We believe that there is no better manager of your money than you, armed with the education and experience to create great returns and do it with peace of mind.  We also believe that there is no better way to learn than to “mimic the masters” and then actually do it yourself!  These case studies are designed to be a supplement to your education and show you real examples of the trades we open, close and adjust while minimizing risk, eliminating fear and growing a big account.

Case Study

An Iron Condor consists of two credit spreads, one Put spread and one Call spread. The position is designed to have a “sweet spot” with the desire that both positions would remain out of the money. This allows the time decay to create a profit on both spreads. This strategy is deployed when there is uncertainty on market direction and allows for profit regardless of how the market moves.
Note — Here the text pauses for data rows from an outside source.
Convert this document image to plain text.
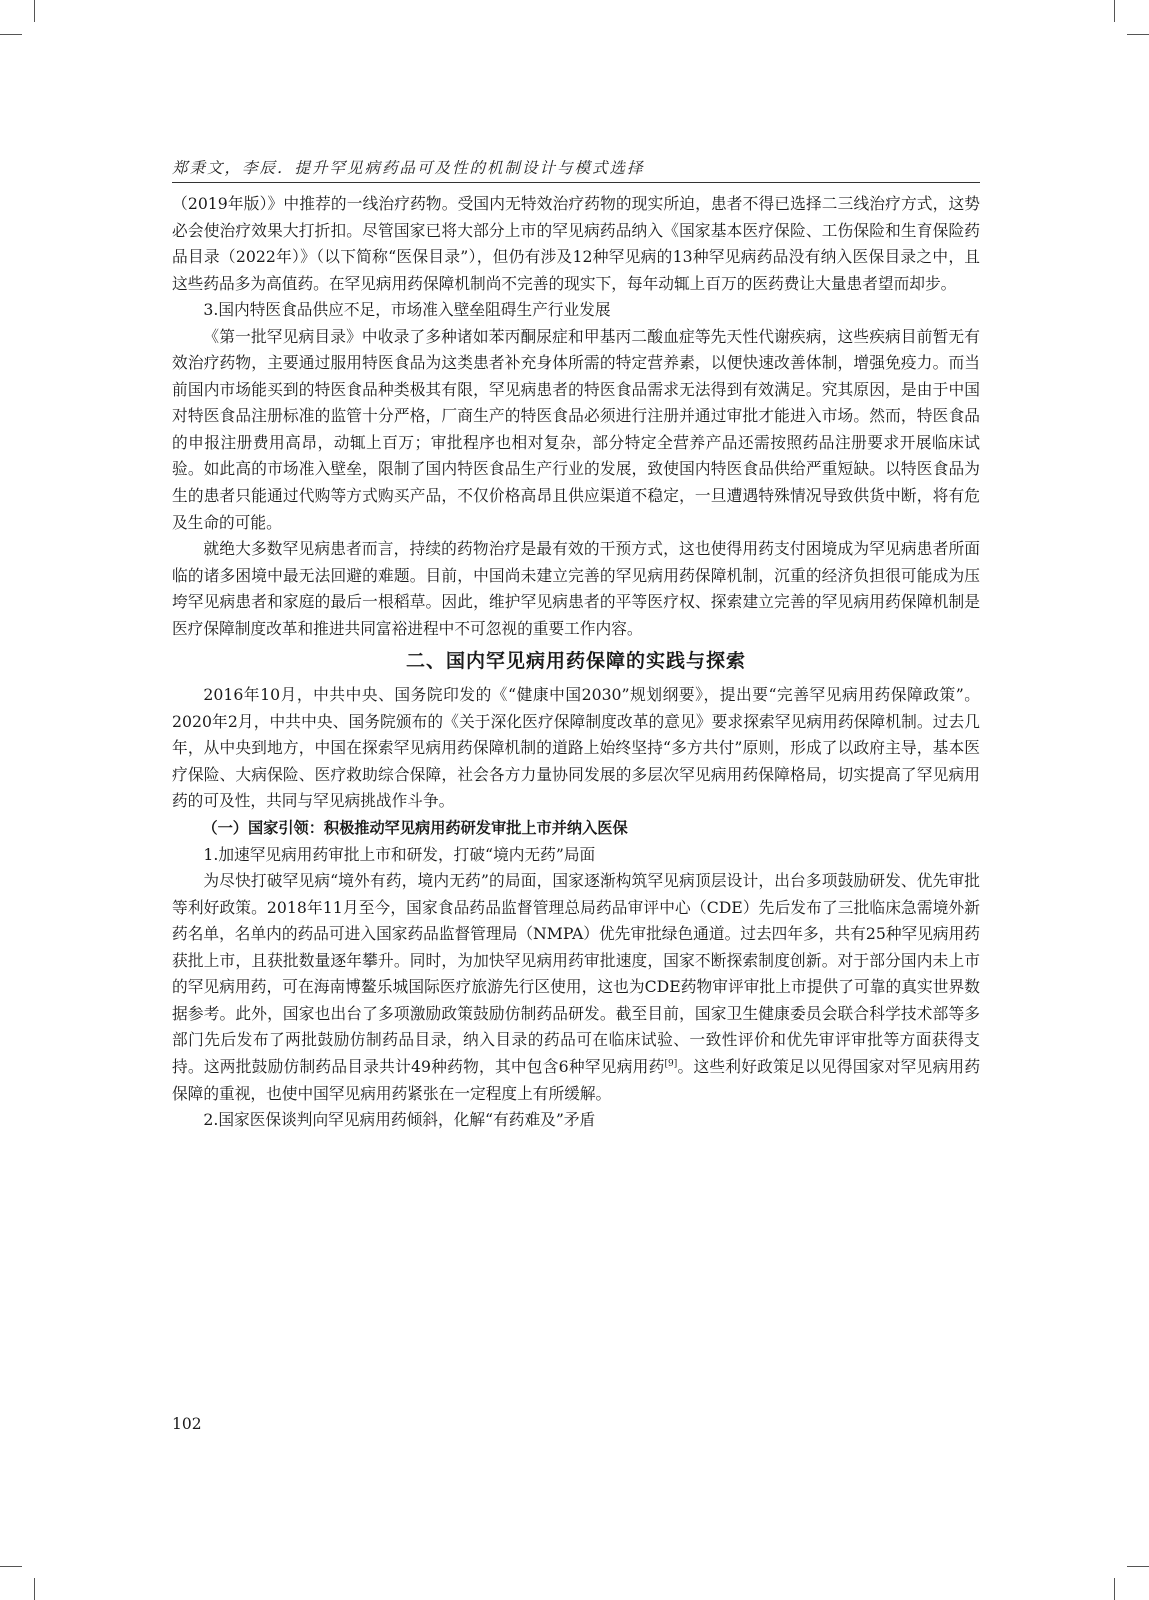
郑秉文，李辰．提升罕见病药品可及性的机制设计与模式选择

（2019年版）》中推荐的一线治疗药物。受国内无特效治疗药物的现实所迫，患者不得已选择二三线治疗方式，这势必会使治疗效果大打折扣。尽管国家已将大部分上市的罕见病药品纳入《国家基本医疗保险、工伤保险和生育保险药品目录（2022年）》（以下简称“医保目录”），但仍有涉及12种罕见病的13种罕见病药品没有纳入医保目录之中，且这些药品多为高值药。在罕见病用药保障机制尚不完善的现实下，每年动辄上百万的医药费让大量患者望而却步。

3.国内特医食品供应不足，市场准入壁垒阻碍生产行业发展

《第一批罕见病目录》中收录了多种诸如苯丙酮尿症和甲基丙二酸血症等先天性代谢疾病，这些疾病目前暂无有效治疗药物，主要通过服用特医食品为这类患者补充身体所需的特定营养素，以便快速改善体制，增强免疫力。而当前国内市场能买到的特医食品种类极其有限，罕见病患者的特医食品需求无法得到有效满足。究其原因，是由于中国对特医食品注册标准的监管十分严格，厂商生产的特医食品必须进行注册并通过审批才能进入市场。然而，特医食品的申报注册费用高昂，动辄上百万；审批程序也相对复杂，部分特定全营养产品还需按照药品注册要求开展临床试验。如此高的市场准入壁垒，限制了国内特医食品生产行业的发展，致使国内特医食品供给严重短缺。以特医食品为生的患者只能通过代购等方式购买产品，不仅价格高昂且供应渠道不稳定，一旦遭遇特殊情况导致供货中断，将有危及生命的可能。

就绝大多数罕见病患者而言，持续的药物治疗是最有效的干预方式，这也使得用药支付困境成为罕见病患者所面临的诸多困境中最无法回避的难题。目前，中国尚未建立完善的罕见病用药保障机制，沉重的经济负担很可能成为压垮罕见病患者和家庭的最后一根稻草。因此，维护罕见病患者的平等医疗权、探索建立完善的罕见病用药保障机制是医疗保障制度改革和推进共同富裕进程中不可忽视的重要工作内容。

二、国内罕见病用药保障的实践与探索

2016年10月，中共中央、国务院印发的《“健康中国2030”规划纲要》，提出要“完善罕见病用药保障政策”。2020年2月，中共中央、国务院颁布的《关于深化医疗保障制度改革的意见》要求探索罕见病用药保障机制。过去几年，从中央到地方，中国在探索罕见病用药保障机制的道路上始终坚持“多方共付”原则，形成了以政府主导，基本医疗保险、大病保险、医疗救助综合保障，社会各方力量协同发展的多层次罕见病用药保障格局，切实提高了罕见病用药的可及性，共同与罕见病挑战作斗争。

（一）国家引领：积极推动罕见病用药研发审批上市并纳入医保
1.加速罕见病用药审批上市和研发，打破“境内无药”局面

为尽快打破罕见病“境外有药，境内无药”的局面，国家逐渐构筑罕见病顶层设计，出台多项鼓励研发、优先审批等利好政策。2018年11月至今，国家食品药品监督管理总局药品审评中心（CDE）先后发布了三批临床急需境外新药名单，名单内的药品可进入国家药品监督管理局（NMPA）优先审批绿色通道。过去四年多，共有25种罕见病用药获批上市，且获批数量逐年攀升。同时，为加快罕见病用药审批速度，国家不断探索制度创新。对于部分国内未上市的罕见病用药，可在海南博鳌乐城国际医疗旅游先行区使用，这也为CDE药物审评审批上市提供了可靠的真实世界数据参考。此外，国家也出台了多项激励政策鼓励仿制药品研发。截至目前，国家卫生健康委员会联合科学技术部等多部门先后发布了两批鼓励仿制药品目录，纳入目录的药品可在临床试验、一致性评价和优先审评审批等方面获得支持。这两批鼓励仿制药品目录共计49种药物，其中包含6种罕见病用药[9]。这些利好政策足以见得国家对罕见病用药保障的重视，也使中国罕见病用药紧张在一定程度上有所缓解。

2.国家医保谈判向罕见病用药倾斜，化解“有药难及”矛盾
102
This case describes an Iron Condor on SPX with the index trading at 2106.  The Call strikes were 2135/2140 ( downward bias position) with a credit of $1.75 and the Put strikes were 2075/2080 (Upward bias position) with a credit of $1.20.  Total credit was $2.95 with 4 weeks to expiration.  There was time built into the position as well to provide buffer for market movement either direction through the selection of the strike prices.

What Happened…

The next day the SPX decreased by 25 points which lowered the credit on the Call spread to $.85.  Many investors chose to close the Call spread for a profit of $.90 which represented a 44% profit on cash at risk. This left those investors with a Put spread with 4 weeks to expiration. Closing the Call spread was performed with confidence because no matter what happened there were good options. If the market increased, the Put spread could be closed for a profit and the investors make a profit on both spreads. If the market decreases or remains flat, investors could choose to add a Call spread back with lower strike prices to complete the Iron Condor once again.  All of these options are made available because of the time built into the positions.

Then What Happened…

In this case there was a market retracement upward 2 days later that allowed the Put spread to be closed for a $.30 profit.  Total profit in this case was $1.20 in 2.5 trading days which represented a 59% profit on cash at risk.


It is Great to Have Choices…

It is interesting to note that some investors chose to simply hold the Iron Condor as originally constructed.  Five days later they were able to close the entire position for a profit of $.80.  This only resulted in a profit of 39% on cash at risk.  Although this was a lower profit than described above, it only required a little patience combined with one order to close the position to create a profit that anyone would be happy with.

There was no one right answer in this case.  The decision each trader makes is based on their personal views and attitude towards risk.  This case study points out the need to learn how to think like a trader versus just following a set of rules.